GIOVANI TRA L’AIUTO DEI GENITORI E LA FUGA ALL’ESTERO. CHE NON SI FERMA – Per fare fronte alla crisi, i giovani mettono in atto alcune strategie: c’è chi torna a casa dai genitori (13,8%), chi ha dovuto ricorrere al loro sostegno economico (32,6%) e chi si affida a loro nella cura dei figli per non dover pagare nidi privati o baby sitter (23%). E non va meglio per i ‘cervelli in fuga’. Il programma ‘Rientro dei cervelli’, avviato nel 2001 dall’Italia per facilitare il ritorno dei ricercatori italiani dall’estero e per incoraggiare quelli stranieri a lavorare in Italia, ha dato risultati deludenti: solo 519 i ricercatori rientrati in 9 anni, contro un flusso in uscita ben più consistente.
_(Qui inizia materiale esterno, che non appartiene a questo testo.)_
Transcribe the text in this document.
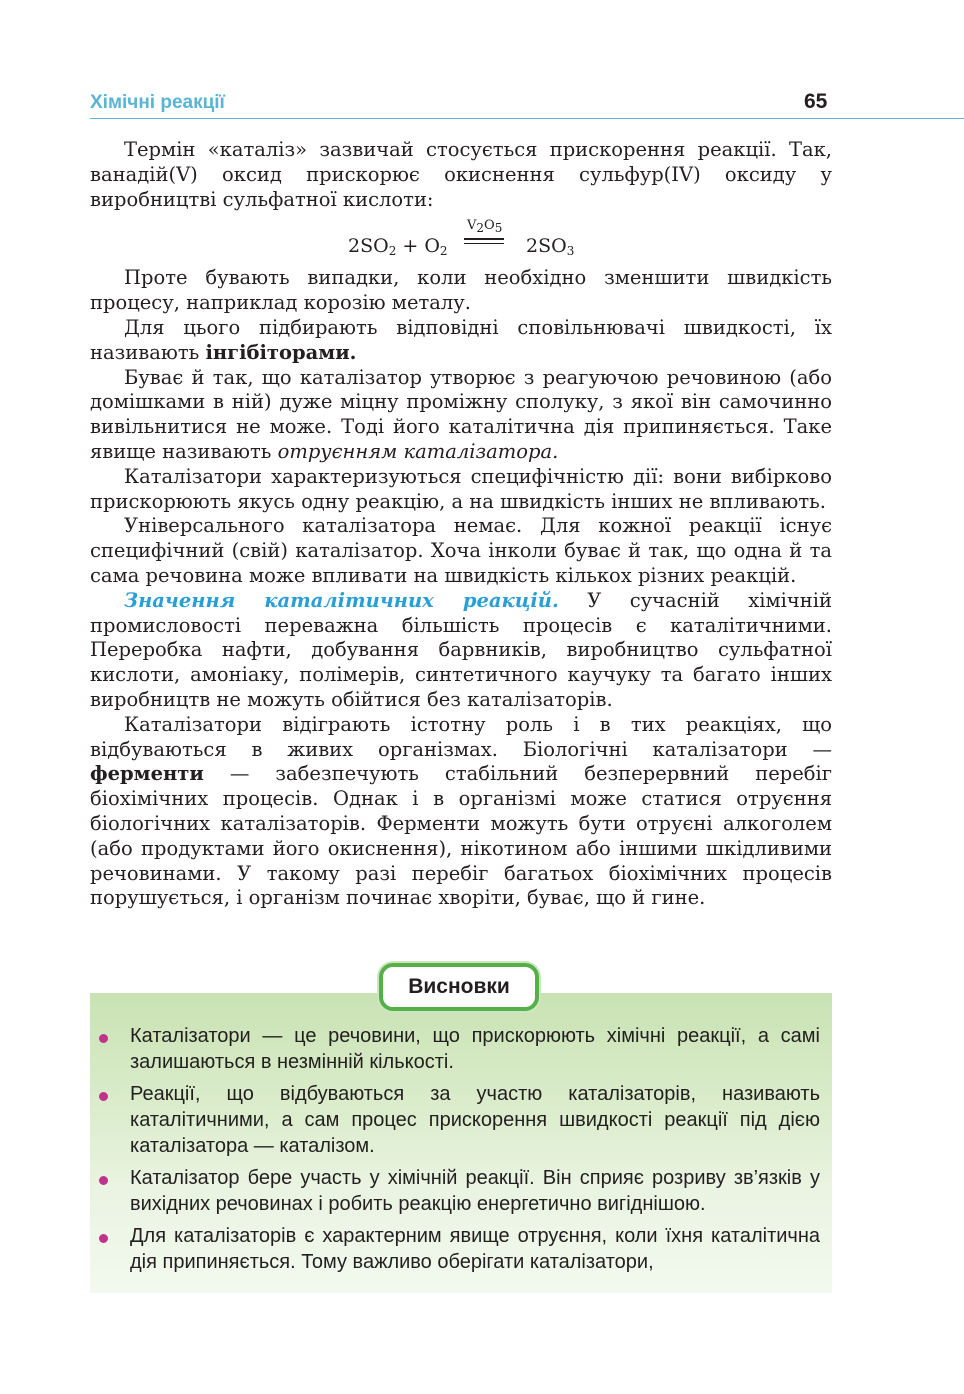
Хімічні реакції	65

Термін «каталіз» зазвичай стосується прискорення реакції. Так, ванадій(V) оксид прискорює окиснення сульфур(IV) оксиду у виробництві сульфатної кислоти:

$2SO_2 + O_2$
$V_2O_5$
$2SO_3$

Проте бувають випадки, коли необхідно зменшити швидкість процесу, наприклад корозію металу.

Для цього підбирають відповідні сповільнювачі швидкості, їх називають інгібіторами.

Буває й так, що каталізатор утворює з реагуючою речовиною (або домішками в ній) дуже міцну проміжну сполуку, з якої він самочинно вивільнитися не може. Тоді його каталітична дія припиняється. Таке явище називають отруєнням каталізатора.

Каталізатори характеризуються специфічністю дії: вони вибірково прискорюють якусь одну реакцію, а на швидкість інших не впливають.

Універсального каталізатора немає. Для кожної реакції існує специфічний (свій) каталізатор. Хоча інколи буває й так, що одна й та сама речовина може впливати на швидкість кількох різних реакцій.

Значення каталітичних реакцій. У сучасній хімічній промисловості переважна більшість процесів є каталітичними. Переробка нафти, добування барвників, виробництво сульфатної кислоти, амоніаку, полімерів, синтетичного каучуку та багато інших виробництв не можуть обійтися без каталізаторів.

Каталізатори відіграють істотну роль і в тих реакціях, що відбуваються в живих організмах. Біологічні каталізатори — ферменти — забезпечують стабільний безперервний перебіг біохімічних процесів. Однак і в організмі може статися отруєння біологічних каталізаторів. Ферменти можуть бути отруєні алкоголем (або продуктами його окиснення), нікотином або іншими шкідливими речовинами. У такому разі перебіг багатьох біохімічних процесів порушується, і організм починає хворіти, буває, що й гине.

Каталізатори — це речовини, що прискорюють хімічні реакції, а самі залишаються в незмінній кількості.
Реакції, що відбуваються за участю каталізаторів, називають каталітичними, а сам процес прискорення швидкості реакції під дією каталізатора — каталізом.
Каталізатор бере участь у хімічній реакції. Він сприяє розриву зв’язків у вихідних речовинах і робить реакцію енергетично вигіднішою.
Для каталізаторів є характерним явище отруєння, коли їхня каталітична дія припиняється. Тому важливо оберігати каталізатори,
Висновки
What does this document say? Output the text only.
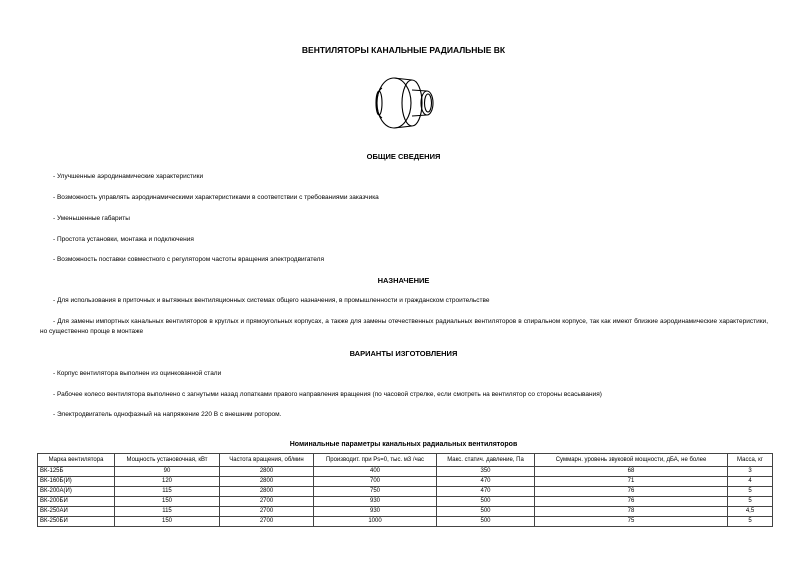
ВЕНТИЛЯТОРЫ КАНАЛЬНЫЕ РАДИАЛЬНЫЕ ВК
ОБЩИЕ СВЕДЕНИЯ
- Улучшенные аэродинамические характеристики
- Возможность управлять аэродинамическими характеристиками в соответствии с требованиями заказчика
- Уменьшенные габариты
- Простота установки, монтажа и подключения
- Возможность поставки совместного с регулятором частоты вращения электродвигателя
НАЗНАЧЕНИЕ
- Для использования в приточных и вытяжных вентиляционных системах общего назначения, в промышленности и гражданском строительстве
- Для замены импортных канальных вентиляторов в круглых и прямоугольных корпусах, а также для замены отечественных радиальных вентиляторов в спиральном корпусе, так как имеют близкие аэродинамические характеристики, но существенно проще в монтаже
ВАРИАНТЫ ИЗГОТОВЛЕНИЯ
- Корпус вентилятора выполнен из оцинкованной стали
- Рабочее колесо вентилятора выполнено с загнутыми назад лопатками правого направления вращения (по часовой стрелке, если смотреть на вентилятор со стороны всасывания)
- Электродвигатель однофазный на напряжение 220 В с внешним ротором.
Номинальные параметры канальных радиальных вентиляторов
Марка вентилятора	Мощность установочная, кВт	Частота вращения, об/мин	Производит. при Рs=0, тыс. м3 /час	Макс. статич. давление, Па	Суммарн. уровень звуковой мощности, дБА, не более	Масса, кг
ВК-125Б	90	2800	400	350	68	3
ВК-160Б(И)	120	2800	700	470	71	4
ВК-200А(И)	115	2800	750	470	76	5
ВК-200БИ	150	2700	930	500	76	5
ВК-250АИ	115	2700	930	500	78	4,5
ВК-250БИ	150	2700	1000	500	75	5
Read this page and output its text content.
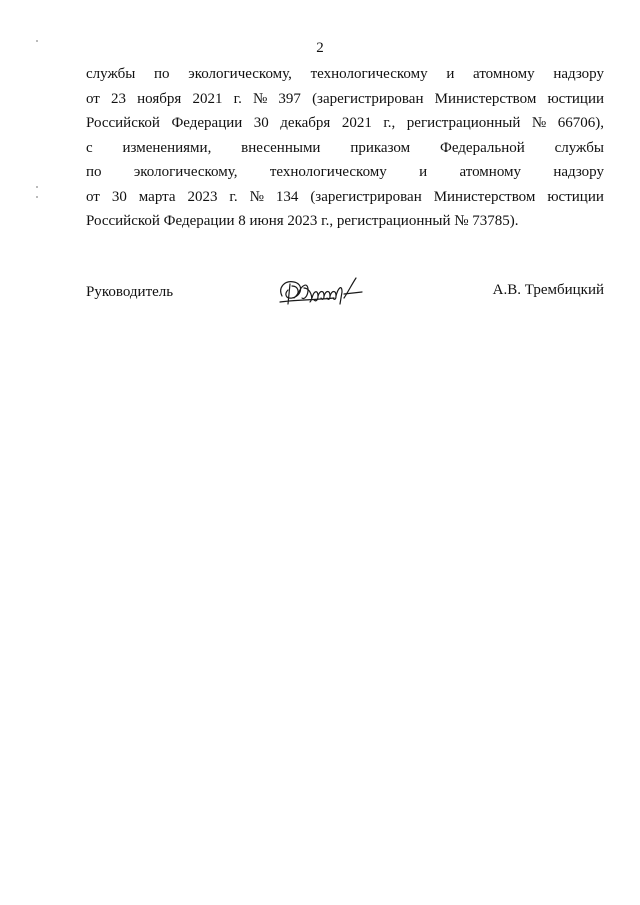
2
службы по экологическому, технологическому и атомному надзору
от 23 ноября 2021 г. № 397 (зарегистрирован Министерством юстиции
Российской Федерации 30 декабря 2021 г., регистрационный № 66706),
с изменениями, внесенными приказом Федеральной службы
по экологическому, технологическому и атомному надзору
от 30 марта 2023 г. № 134 (зарегистрирован Министерством юстиции
Российской Федерации 8 июня 2023 г., регистрационный № 73785).
Руководитель	А.В. Трембицкий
Inoltre, solo un quarto dei ricercatori che sono entrati nel Paese per effetto di questo progetto è rimasto in Italia per più di 4 anni. Per quanto riguarda gli 11 milioni di millennials, nati tra gli anni Ottanta e il Duemila, hanno difficoltà a pianificare il loro futuro finanziario: per il 45% di loro risparmiare rappresenta un grande sacrificio, mentre il 40% si dichiara sfiduciato circa la possibilità di percepire in futuro uno stipendio simile a quello dei propri genitori. Si tratta di dati significativi se si pensa che, come ricorda Eurispes, entro il 2020 questa fascia d’età costituirà il 25% della popolazione di Europa e Stati Uniti.

IL CAPITOLO GIUSTIZIA – Il rapporto Eurispes ha dedicato un capitolo anche al rapporto tra gli italiani e la giustizia. Tra i tempi affrontati la percezione del funzionamento dell’apparato giudiziario, la necessità della legge sulla responsabilità civile dei magistrati, le intercettazioni e il ricorso alle armi per privata difesa. In base ai risultati dell’indagine, il 37,1% dei cittadini individua come causa degli errori giudiziari il cattivo funzionamento della macchina giudiziaria nel suo complesso, mentre per il 27,1 essi sono collegabili al lavoro dei magistrati. Il 13,7%, infine, indica come causa i pubblici ministeri delle procure che non fanno bene il lavoro di indagine. Molti degli interpellati (21,8%) hanno preferito non esprimersi. E se per il 67,3% del campione (-9,9% rispetto al 2011) un imputato non è considerato colpevole fino alla condanna definitiva, il 47,8% ritiene le intercettazioni uno strumento fondamentale per prevenire e reprimere i reati. Il 40,9%, però, pur condividendo questa posizione, si preoccupa che sia tutelata la privacy delle persone. L’11,3% si è dichiarato invece contrario poiché ritiene che le intercettazioni invadano la libertà personale. Per quanto riguarda la difesa personale, il 41,3% del campione ha dichiarato che probabilmente ricorrerebbe alle armi se messo in una situazione di pericolo, mentre il 22% è sicuro che lo farebbe. Poco più di un terzo, il 25,8%, probabilmente non utilizzerebbe le armi sotto minaccia e il 10,9% ha escluso nettamente questa possibilità. Il 48,5% è d’accordo con l’incriminazione di chi reagisce durante un furto in casa o nel proprio negozio sparando e ferendo o uccidendo gli aggressori, nei casi in cui la reazione non sia commisurata al pericolo; il 42,7% è contrario all’incriminazione, mentre l’8,8% sostiene che debbano essere incriminati in ogni caso.